Friday, April 1, 2011
Campground, Campground Burning Bright
Thanks to the wonders of modern technology and some misguided financial planning, I made alot of international calls while I was living in Paris. I remember one call very clearly. I had just come up from the La Fourche Metro stop and was making my way toward my house on rue Nollet. I hadn't eaten lunch and was trying to decide between French McDonalds and a street vendor's panini when my sister called my cell phone. She asked me how my day was going while I wondered why she was calling me from the other side of the Atlantic. There was also a strange hint of excitement in her voice.
Then it dropped. She was excited because she had decided, along with my dad, to buy a camper.
"To do what?" I asked.
"Why, to camp! We are going to become campers."
Campers, I thought. People who camp.
It took a minute to sink in, and as it did I pondered the chic wardrobes of the Parisians charging down the streets on their way, I was sure, to smoke French cigarettes and drink champagne at a dainty bar. I pondered the Metro, thanks to which I could glide from one cultural landmark of the western world to another. I pondered the elegant hierarchy of the Napoleonic, Haussmannesque architecture so typical inside the walls of the Péripherique highway. I also pondered my own identity, a shape that I had carefully crafted based on my new, modern, trendy, culturally-aware Parisian life. And here was my sister. Describing in excruciating detail my family's retreat into what I was sure would be the banjo-playing, camping countryside.
I was horrified.
A month or two later I was back in the United States and one of my first dear-God-please-save-me-from-jetlag activities was going with my sister and dad to officially pick up the camper. It was a tiny pop-up, the kind that is only three feet tall until you crank it to human-height. It didn't make me feel any better.
...
But now, two years later, my attitude has changed, the camper has been upgraded, and I planned my trip home based partly on the first weekend of camping season. Those of you who know me well are checking the URL of this blog, trying to figure out if it is some bizarre web-hacking trick, if it is really me writing.
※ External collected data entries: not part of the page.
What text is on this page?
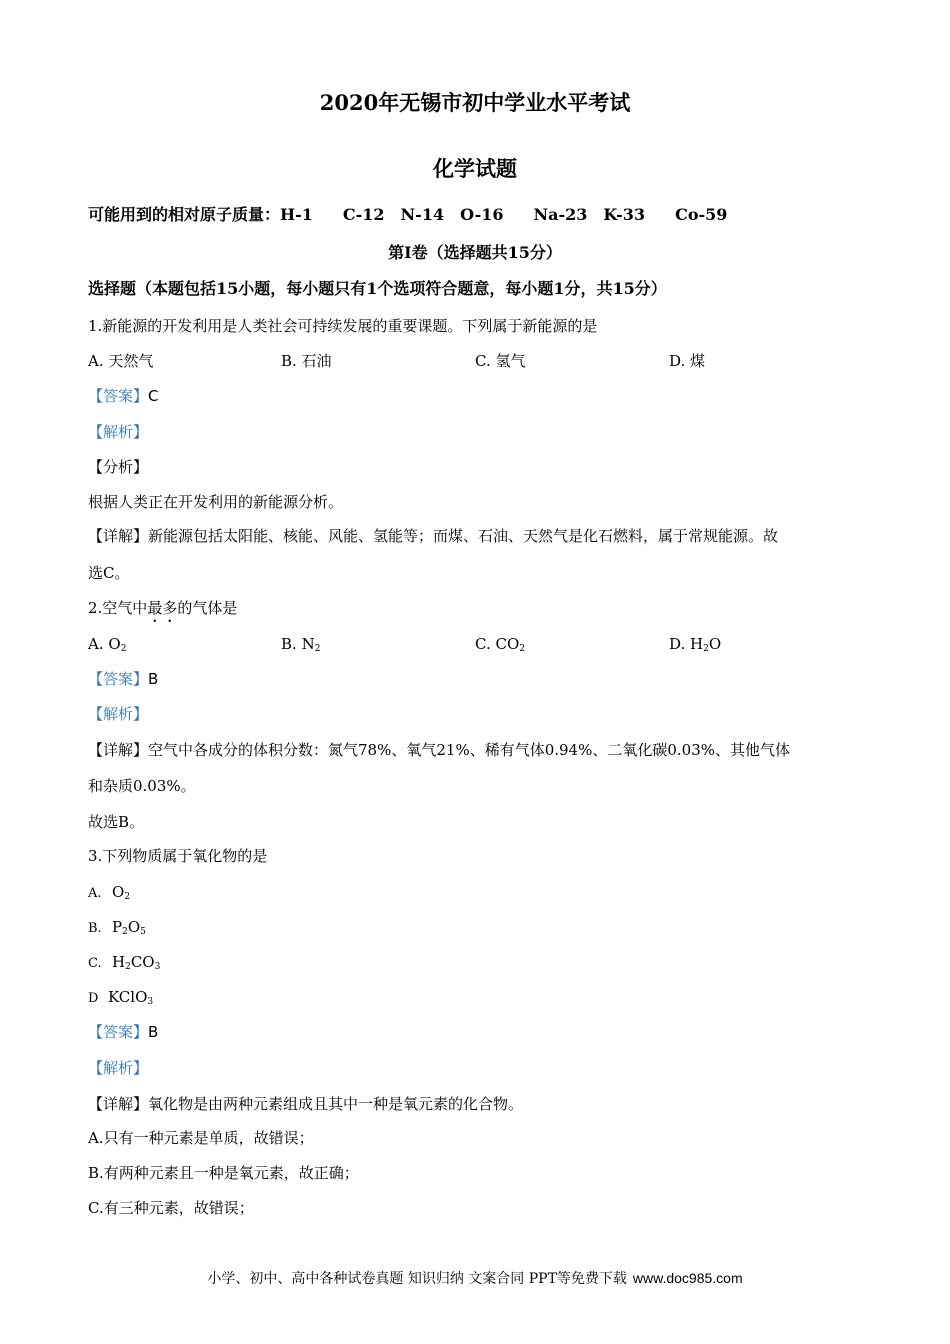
2020年无锡市初中学业水平考试
化学试题
可能用到的相对原子质量：H-1 C-12 N-14 O-16 Na-23 K-33 Co-59
第Ⅰ卷（选择题共15分）
选择题（本题包括15小题，每小题只有1个选项符合题意，每小题1分，共15分）
1.新能源的开发利用是人类社会可持续发展的重要课题。下列属于新能源的是
A. 天然气	B. 石油	C. 氢气	D. 煤
【答案】C
【解析】
【分析】
根据人类正在开发利用的新能源分析。
【详解】新能源包括太阳能、核能、风能、氢能等；而煤、石油、天然气是化石燃料，属于常规能源。故
选C。
2.空气中最多的气体是
A. $O_2$	B. $N_2$	C. $CO_2$	D. $H_2O$
【答案】B
【解析】
【详解】空气中各成分的体积分数：氮气78%、氧气21%、稀有气体0.94%、二氧化碳0.03%、其他气体
和杂质0.03%。
故选B。
3.下列物质属于氧化物的是
A. $O_2$
B. $P_2O_5$
C. $H_2CO_3$
D KClO$_3$
【答案】B
【解析】
【详解】氧化物是由两种元素组成且其中一种是氧元素的化合物。
A.只有一种元素是单质，故错误；
B.有两种元素且一种是氧元素，故正确；
C.有三种元素，故错误；
小学、初中、高中各种试卷真题 知识归纳 文案合同 PPT等免费下载 www.doc985.com
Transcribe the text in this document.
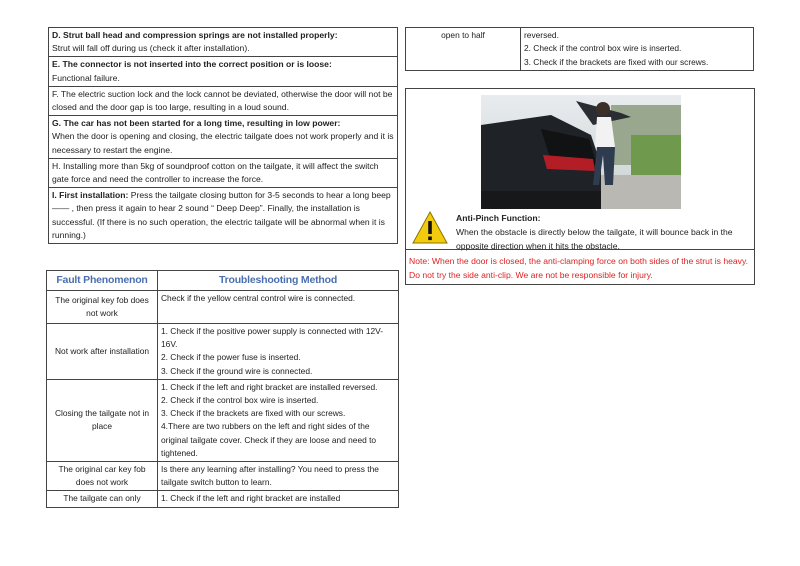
D. Strut ball head and compression springs are not installed properly:
Strut will fall off during us (check it after installation).
E. The connector is not inserted into the correct position or is loose:
Functional failure.
F. The electric suction lock and the lock cannot be deviated, otherwise the door will not be closed and the door gap is too large, resulting in a loud sound.
G. The car has not been started for a long time, resulting in low power:
When the door is opening and closing, the electric tailgate does not work properly and it is necessary to restart the engine.
H. Installing more than 5kg of soundproof cotton on the tailgate, it will affect the switch gate force and need the controller to increase the force.
I. First installation: Press the tailgate closing button for 3-5 seconds to hear a long beep —— , then press it again to hear 2 sound “ Deep Deep”. Finally, the installation is successful. (If there is no such operation, the electric tailgate will be abnormal when it is running.)
Fault Phenomenon	Troubleshooting Method
The original key fob does not work	Check if the yellow central control wire is connected.

Not work after installation	1. Check if the positive power supply is connected with 12V-16V.
2. Check if the power fuse is inserted.
3. Check if the ground wire is connected.

Closing the tailgate not in place	1. Check if the left and right bracket are installed reversed.
2. Check if the control box wire is inserted.
3. Check if the brackets are fixed with our screws.
4.There are two rubbers on the left and right sides of the original tailgate cover. Check if they are loose and need to tightened.

The original car key fob does not work	Is there any learning after installing? You need to press the tailgate switch button to learn.

The tailgate can only	1. Check if the left and right bracket are installed
open to half	reversed.
2. Check if the control box wire is inserted.
3. Check if the brackets are fixed with our screws.
Anti-Pinch Function:
When the obstacle is directly below the tailgate, it will bounce back in the opposite direction when it hits the obstacle.
Note: When the door is closed, the anti-clamping force on both sides of the strut is heavy. Do not try the side anti-clip. We are not be responsible for injury.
It is. Camping might not be my preferred way to pass the time but it certainly is a welcome weekend adventure three or four times a year when the world gets me down and I want a night of open skies, warm fires, and genuine people.
Right now it's just over fifty degrees. The clouds are gone, the stars are out, and the conversation is going. I'm typing this at the picnic table, fifteen feet from the fire, just beyond it's warming glow. But when I finish this sentence, grab my beer, and rejoin the fireside crowd, I'll be very, very thankful for that fire. And for the people surrounding it. (And that my family invested in a camper.)